Parti Québécois Leader Admits "Bonjour-Hi" Ban Was "A Trap" To Make Other Politicians Look Bad

Jean-François Lisée, leader of the Parti Quebecois, the political party who started the “Bonjour-Hi” debacle that took over the province, revealed the party’s true intentions behind the bill to denounce the iconic bilingual greeting.
Apparently the whole thing was a gigantic ploy to discredit the Liberal Party.
“I set the oldest trap in the book,” said Lisée yesterday during Question Period at the National Assembly of Québec, reports Global News.
Written and proposed by the PQ, the “Bonjour-Hi” motion, which would prompt businesses to drop the “Hi” when greeting customers, was all just bait for the Liberal party.
And the Liberals took the bait, hook, line, and sinker.

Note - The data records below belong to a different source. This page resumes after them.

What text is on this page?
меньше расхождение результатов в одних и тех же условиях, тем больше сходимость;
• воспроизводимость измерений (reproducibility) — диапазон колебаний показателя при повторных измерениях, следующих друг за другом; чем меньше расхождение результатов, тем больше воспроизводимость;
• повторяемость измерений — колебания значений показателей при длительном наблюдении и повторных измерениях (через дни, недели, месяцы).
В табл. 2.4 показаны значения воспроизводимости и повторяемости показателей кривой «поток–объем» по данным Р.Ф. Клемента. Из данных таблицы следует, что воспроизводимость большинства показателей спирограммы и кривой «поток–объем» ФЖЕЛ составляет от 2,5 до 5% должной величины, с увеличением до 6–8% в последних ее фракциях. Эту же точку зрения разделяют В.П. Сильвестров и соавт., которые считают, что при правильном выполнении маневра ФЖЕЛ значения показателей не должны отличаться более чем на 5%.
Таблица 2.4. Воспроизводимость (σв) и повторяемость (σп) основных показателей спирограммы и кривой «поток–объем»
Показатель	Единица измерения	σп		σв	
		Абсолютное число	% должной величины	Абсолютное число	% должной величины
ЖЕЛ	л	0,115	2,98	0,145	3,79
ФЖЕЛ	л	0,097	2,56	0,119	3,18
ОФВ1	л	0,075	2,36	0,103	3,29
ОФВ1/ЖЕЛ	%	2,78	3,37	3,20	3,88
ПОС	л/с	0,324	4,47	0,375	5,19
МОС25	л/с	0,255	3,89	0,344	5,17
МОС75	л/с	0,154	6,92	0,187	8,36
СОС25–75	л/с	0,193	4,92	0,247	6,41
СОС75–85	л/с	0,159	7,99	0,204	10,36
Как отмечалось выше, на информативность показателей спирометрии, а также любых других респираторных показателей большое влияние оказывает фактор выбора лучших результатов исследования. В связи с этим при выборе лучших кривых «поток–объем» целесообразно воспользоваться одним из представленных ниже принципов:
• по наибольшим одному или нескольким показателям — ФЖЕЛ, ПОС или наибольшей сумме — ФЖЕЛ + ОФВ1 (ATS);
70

“Publicly, he couldn’t say he didn’t want it” said Lisée, talking about the magnificent trap he set for Philippe Couillard, Quebec’s Premiere and leader of the Liberal party.
“He had to vote for it, even though he didn’t like it.”
“What we’re doing here is show to everyone the hypocrisy of the Liberal government on linguistic issues,” Lisée continued. “When they pretend to further French, it’s a façade.”
Right after Lisée took to the podium, stirring the pot once again on the “Bonjour-Hi” debate, Couillard took the stage.
The premiere, however, was ready.
“To our English-speaking fellow Quebecers,” said Couillard, actually speaking in English, which is something of a rarity. “There are no different classes of Quebecers here, only one, first class. And English-speaking Quebecers are first-class Quebecers like all of us.”
“The English language is not a foreign language in Quebec,” said Couillard.
The damage control was pretty necessary, since Anglophones are seriously miffed at how the Liberals have been handling the situation.
The Quebec Community Groups Network, which acts on behalf of 50 different English-speaking community groups in the province, wrote a letter criticizing Couillard and the Liberal party for ever agreeing to the “Bonjour-Hi” motion.